26.4.12

Data exploration tutorial with google refine

Recently, Hugh Stimson published a great article: Data Mining My Old Radio Playlists. His post mix tutorials on php scripting, data cleaning with google refine and data analysis with PostgreSQL.

This answer post demonstrate that data analysis is fully doable in google refine using really basic function (I'll be using GREL function only once for the long tail analysis). I guess also this post is a good illustration of my previous post on data exploration using google refine.

Count number of play by episode and title 

To determine the unique number of different episode, in google refine, facet the episodename column,
facet > text facet. 


For this one I used two different facet on the title column. The first one is facet by blank and we have 1387 non blank and 1 blank title. In google refine:

facet > customized facet > facet by blank
(at the bottom of the drop down list)

The second one is the same as for the episodename describe previously.


You got it? So same old trick for the number of artist and album.


Most played track, artist and album
Select the title column and text facet. Down at the bottom of the list of choices select facet by choice count. Set your limit >3. At the top you can sort result by count instead of name.
Total 10 differents titles. Click on a choice to display all matching records.

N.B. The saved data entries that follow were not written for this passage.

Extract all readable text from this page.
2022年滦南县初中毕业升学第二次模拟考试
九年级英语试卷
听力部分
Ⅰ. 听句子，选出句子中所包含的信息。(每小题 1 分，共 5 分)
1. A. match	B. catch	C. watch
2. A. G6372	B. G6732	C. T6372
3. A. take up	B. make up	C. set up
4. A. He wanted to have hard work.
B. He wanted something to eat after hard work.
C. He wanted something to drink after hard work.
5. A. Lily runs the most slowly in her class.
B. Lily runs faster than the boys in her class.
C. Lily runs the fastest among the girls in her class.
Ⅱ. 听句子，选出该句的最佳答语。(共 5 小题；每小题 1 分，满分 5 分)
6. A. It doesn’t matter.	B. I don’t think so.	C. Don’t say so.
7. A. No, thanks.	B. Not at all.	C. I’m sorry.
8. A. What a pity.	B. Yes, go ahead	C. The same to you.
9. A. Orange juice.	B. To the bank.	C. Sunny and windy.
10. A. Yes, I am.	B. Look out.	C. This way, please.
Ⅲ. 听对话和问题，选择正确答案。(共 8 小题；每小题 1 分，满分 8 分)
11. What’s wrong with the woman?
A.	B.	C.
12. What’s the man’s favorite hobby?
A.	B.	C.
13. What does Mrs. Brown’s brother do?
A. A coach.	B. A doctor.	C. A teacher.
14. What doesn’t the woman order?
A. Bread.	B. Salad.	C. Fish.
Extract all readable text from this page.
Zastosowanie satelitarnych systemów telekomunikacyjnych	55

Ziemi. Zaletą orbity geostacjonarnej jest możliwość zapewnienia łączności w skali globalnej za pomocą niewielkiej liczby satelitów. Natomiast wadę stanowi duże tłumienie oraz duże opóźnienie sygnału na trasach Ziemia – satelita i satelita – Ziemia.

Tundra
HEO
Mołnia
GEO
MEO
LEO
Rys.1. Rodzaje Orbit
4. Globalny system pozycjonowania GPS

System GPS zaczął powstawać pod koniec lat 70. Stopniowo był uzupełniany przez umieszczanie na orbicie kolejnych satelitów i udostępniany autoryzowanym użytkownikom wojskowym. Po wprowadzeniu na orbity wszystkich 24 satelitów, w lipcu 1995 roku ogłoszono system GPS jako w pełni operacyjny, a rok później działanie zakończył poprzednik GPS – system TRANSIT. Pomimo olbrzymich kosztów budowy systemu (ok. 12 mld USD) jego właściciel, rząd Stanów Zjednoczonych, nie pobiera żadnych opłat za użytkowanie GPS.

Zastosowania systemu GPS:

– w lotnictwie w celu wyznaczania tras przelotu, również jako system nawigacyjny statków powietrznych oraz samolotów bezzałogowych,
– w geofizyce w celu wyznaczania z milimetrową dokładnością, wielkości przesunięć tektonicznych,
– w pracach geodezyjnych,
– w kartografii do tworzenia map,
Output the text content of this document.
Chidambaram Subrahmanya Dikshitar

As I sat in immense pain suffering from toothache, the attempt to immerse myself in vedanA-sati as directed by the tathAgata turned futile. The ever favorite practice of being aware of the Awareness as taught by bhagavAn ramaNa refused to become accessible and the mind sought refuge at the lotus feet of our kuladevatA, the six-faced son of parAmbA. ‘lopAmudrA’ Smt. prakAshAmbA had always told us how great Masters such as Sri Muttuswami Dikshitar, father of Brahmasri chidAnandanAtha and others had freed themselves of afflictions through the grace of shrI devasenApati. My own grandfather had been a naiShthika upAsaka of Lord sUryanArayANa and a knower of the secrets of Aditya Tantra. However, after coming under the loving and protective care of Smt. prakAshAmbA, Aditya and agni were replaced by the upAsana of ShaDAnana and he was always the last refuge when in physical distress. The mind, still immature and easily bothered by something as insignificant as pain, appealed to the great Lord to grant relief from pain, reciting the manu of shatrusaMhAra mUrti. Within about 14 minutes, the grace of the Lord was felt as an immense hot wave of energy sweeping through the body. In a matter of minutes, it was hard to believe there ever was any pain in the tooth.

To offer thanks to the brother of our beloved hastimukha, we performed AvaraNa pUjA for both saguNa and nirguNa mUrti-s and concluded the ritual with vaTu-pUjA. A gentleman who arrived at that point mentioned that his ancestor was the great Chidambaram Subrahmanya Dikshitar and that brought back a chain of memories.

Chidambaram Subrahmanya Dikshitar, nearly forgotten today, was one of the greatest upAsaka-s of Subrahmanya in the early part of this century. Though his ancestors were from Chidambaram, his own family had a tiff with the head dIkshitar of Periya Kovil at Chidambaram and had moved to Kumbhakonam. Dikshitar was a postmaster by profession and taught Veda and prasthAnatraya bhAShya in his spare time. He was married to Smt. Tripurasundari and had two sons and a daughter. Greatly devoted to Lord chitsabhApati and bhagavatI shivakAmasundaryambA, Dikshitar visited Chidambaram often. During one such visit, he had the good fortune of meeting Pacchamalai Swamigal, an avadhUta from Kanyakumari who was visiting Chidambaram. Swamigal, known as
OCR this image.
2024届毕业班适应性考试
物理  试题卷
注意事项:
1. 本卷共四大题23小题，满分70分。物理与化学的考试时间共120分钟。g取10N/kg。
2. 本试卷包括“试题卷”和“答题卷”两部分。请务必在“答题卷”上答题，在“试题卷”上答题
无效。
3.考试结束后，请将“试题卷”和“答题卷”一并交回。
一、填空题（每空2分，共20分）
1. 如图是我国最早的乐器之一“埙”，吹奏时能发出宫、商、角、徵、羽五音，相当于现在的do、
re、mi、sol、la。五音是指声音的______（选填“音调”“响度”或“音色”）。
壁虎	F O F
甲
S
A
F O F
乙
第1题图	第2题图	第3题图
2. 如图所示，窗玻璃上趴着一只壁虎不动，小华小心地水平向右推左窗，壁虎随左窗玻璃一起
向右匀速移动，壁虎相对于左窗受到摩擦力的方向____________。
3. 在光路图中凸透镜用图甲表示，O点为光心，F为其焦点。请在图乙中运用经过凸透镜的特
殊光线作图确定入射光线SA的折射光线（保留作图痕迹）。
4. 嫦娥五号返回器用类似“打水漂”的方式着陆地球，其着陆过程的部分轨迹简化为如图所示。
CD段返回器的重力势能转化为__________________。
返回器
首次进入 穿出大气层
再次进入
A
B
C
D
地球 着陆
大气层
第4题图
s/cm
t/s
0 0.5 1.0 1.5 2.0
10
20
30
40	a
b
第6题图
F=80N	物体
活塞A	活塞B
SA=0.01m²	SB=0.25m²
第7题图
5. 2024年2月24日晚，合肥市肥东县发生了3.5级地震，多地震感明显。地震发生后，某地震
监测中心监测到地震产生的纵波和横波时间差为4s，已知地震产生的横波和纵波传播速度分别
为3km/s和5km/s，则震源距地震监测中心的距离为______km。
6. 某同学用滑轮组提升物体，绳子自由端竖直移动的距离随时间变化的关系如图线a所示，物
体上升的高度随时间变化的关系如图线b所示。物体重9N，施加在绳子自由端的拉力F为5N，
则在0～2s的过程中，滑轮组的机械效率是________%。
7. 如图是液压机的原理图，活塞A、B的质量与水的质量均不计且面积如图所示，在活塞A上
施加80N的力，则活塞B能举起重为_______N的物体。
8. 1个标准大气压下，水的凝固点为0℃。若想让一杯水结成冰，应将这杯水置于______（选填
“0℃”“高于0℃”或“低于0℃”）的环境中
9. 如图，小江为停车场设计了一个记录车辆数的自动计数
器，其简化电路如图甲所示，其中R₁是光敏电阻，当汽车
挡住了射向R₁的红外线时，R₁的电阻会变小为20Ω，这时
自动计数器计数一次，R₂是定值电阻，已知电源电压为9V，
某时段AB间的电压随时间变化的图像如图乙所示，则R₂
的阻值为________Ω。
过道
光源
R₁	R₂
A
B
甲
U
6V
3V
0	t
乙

Same trick apply to find the most played artist and album.

The Long Tail
The tricky one in google refine. For sure we won't produce graph with google refine, a visualization tool like Tableau Software or Fusion Table will be more helpful there, but let's give it a try:
  1. Add a new column where you add the count of play per track. For this see the facetCount tutorial,
  2. Remove duplicate from the tracks column as describe here. In order to not lost the title with a blank name and put something in it (like //no title//) before removing duplicate,
  3. Facet the title count column by text.

To go further
Add facet together to drill down in the data. In few click I found that:
  • Kleptones - Live'r than you'll ever be have been played a lot during Utterly Utterly Helpful radio 5 of the 12 played, with a track even played twiced during this show!
  • On the other hand Rockity Roll by Mike Doughty enjoye a large number of played in various shows.
(click on the image to enlarge)


On my version of the data, the playtime was not in the right format, but the time facet could be fun to play with to see what have been played when. 

I've tried to reconcile with freebase to add information in your dataset but freebase only found three direct matches from this data set ...